In the Data Preprocesing stage, we'll do the following operations with the data, like imputing the missing values, dropping features that doesn't have any valuable information, missing values, handling the object columns, encoding the categorical values, normalizing the continuous variables etc.

Examples:

# Imputing null values in home_ownership with mode.

data["home_ownership"] = data["home_ownership"].fillna(data["home_ownership"].mode()[0])


# Filling the dti(debt-to-income) column with median.

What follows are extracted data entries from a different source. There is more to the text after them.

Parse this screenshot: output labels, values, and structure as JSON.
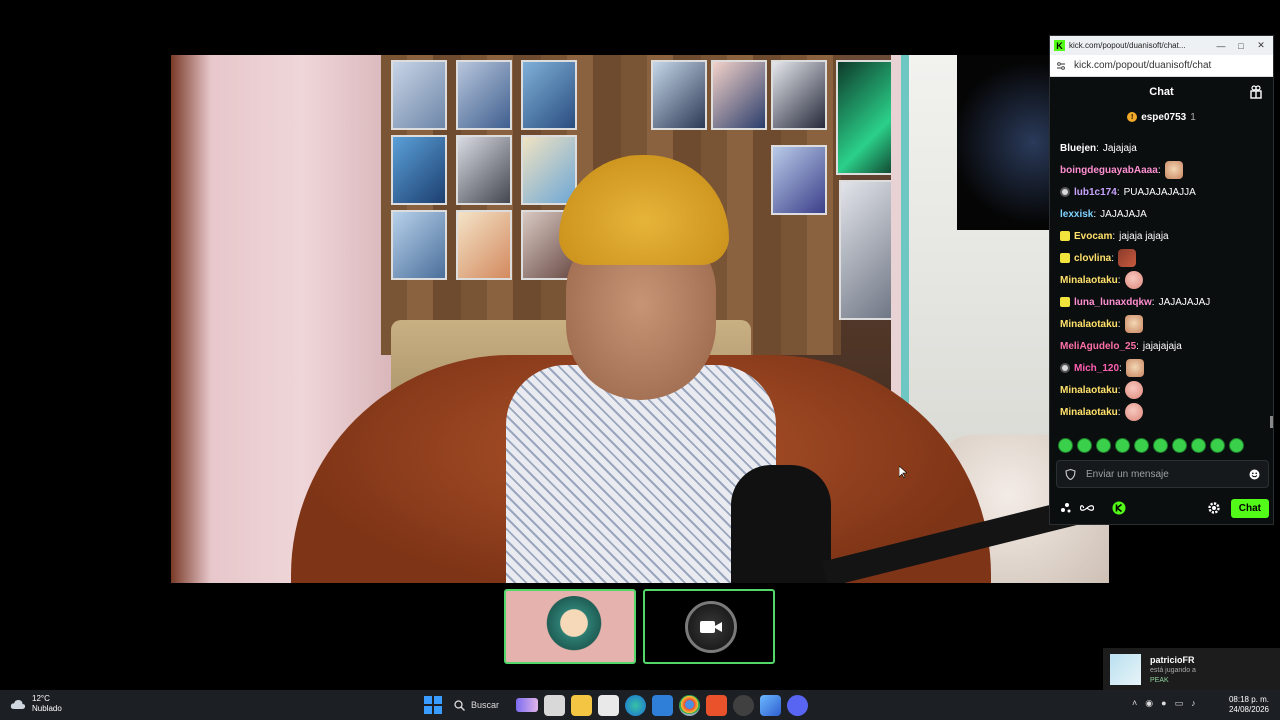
{
  "popout": {
    "title": "kick.com/popout/duanisoft/chat...",
    "url": "kick.com/popout/duanisoft/chat",
    "header": "Chat",
    "pinned_user": "espe0753",
    "pinned_count": "1",
    "messages": [
      {
        "user": "Bluejen",
        "color": "#ffffff",
        "badge": "",
        "text": "Jajajaja",
        "emote": ""
      },
      {
        "user": "boingdeguayabAaaa",
        "color": "#ff8fd0",
        "badge": "",
        "text": "",
        "emote": "face"
      },
      {
        "user": "lub1c174",
        "color": "#c9a4ff",
        "badge": "ring",
        "text": "PUAJAJAJAJJA",
        "emote": ""
      },
      {
        "user": "lexxisk",
        "color": "#7fd3ff",
        "badge": "",
        "text": "JAJAJAJA",
        "emote": ""
      },
      {
        "user": "Evocam",
        "color": "#ffe16b",
        "badge": "sub",
        "text": "jajaja jajaja",
        "emote": ""
      },
      {
        "user": "clovlina",
        "color": "#ffe16b",
        "badge": "sub",
        "text": "",
        "emote": "dark"
      },
      {
        "user": "Minalaotaku",
        "color": "#ffe16b",
        "badge": "",
        "text": "",
        "emote": "blob"
      },
      {
        "user": "luna_lunaxdqkw",
        "color": "#ff8fd0",
        "badge": "sub",
        "text": "JAJAJAJAJ",
        "emote": ""
      },
      {
        "user": "Minalaotaku",
        "color": "#ffe16b",
        "badge": "",
        "text": "",
        "emote": "face"
      },
      {
        "user": "MeliAgudelo_25",
        "color": "#ff6fa8",
        "badge": "",
        "text": "jajajajaja",
        "emote": ""
      },
      {
        "user": "Mich_120",
        "color": "#ff5fb0",
        "badge": "ring",
        "text": "",
        "emote": "face"
      },
      {
        "user": "Minalaotaku",
        "color": "#ffe16b",
        "badge": "",
        "text": "",
        "emote": "blob"
      },
      {
        "user": "Minalaotaku",
        "color": "#ffe16b",
        "badge": "",
        "text": "",
        "emote": "blob"
      }
    ],
    "input_placeholder": "Enviar un mensaje",
    "chat_button": "Chat",
    "accent": "#53fc18"
  },
  "toast": {
    "name": "patricioFR",
    "status": "está jugando a",
    "game": "PEAK"
  },
  "taskbar": {
    "temp": "12°C",
    "weather": "Nublado",
    "search": "Buscar",
    "time": "08:18 p. m.",
    "date": "24/08/2026"
  }
}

data["dti"] = data["dti"].fillna(data["dti"].median())

# Droping the last_major_derog_none column, because it got 95% null values.

data.drop("last_major_derog_none", axis = 1, inplace=True)

Like these we can do the necessary conversions that will keep our data clean and valuable.

One-Hot-Encoding.

# Seperating the object columns from all the columns.

obj_cols = [col for col in data.columns if col in data.select_dtypes(include = "O")]

# Once we seperated the Object columns. We can do the One Hot Encoding on them.

enc = OneHotEncoder(handle_unknown='ignore')

enc_df = pd.DataFrame(enc.fit_transform(data[obj_cols]).toarray(),columns = enc.get_feature_names(obj_cols))
with open('One_Hot_Encoder.pkl', 'wb') as files:
pickle.dump(enc, files)

enc_df = data.join(enc_df)

clean_data = enc_df.drop(obj_cols, axis = 1)

Now we've cleaned the entire dataset, We can store these features into the feature store.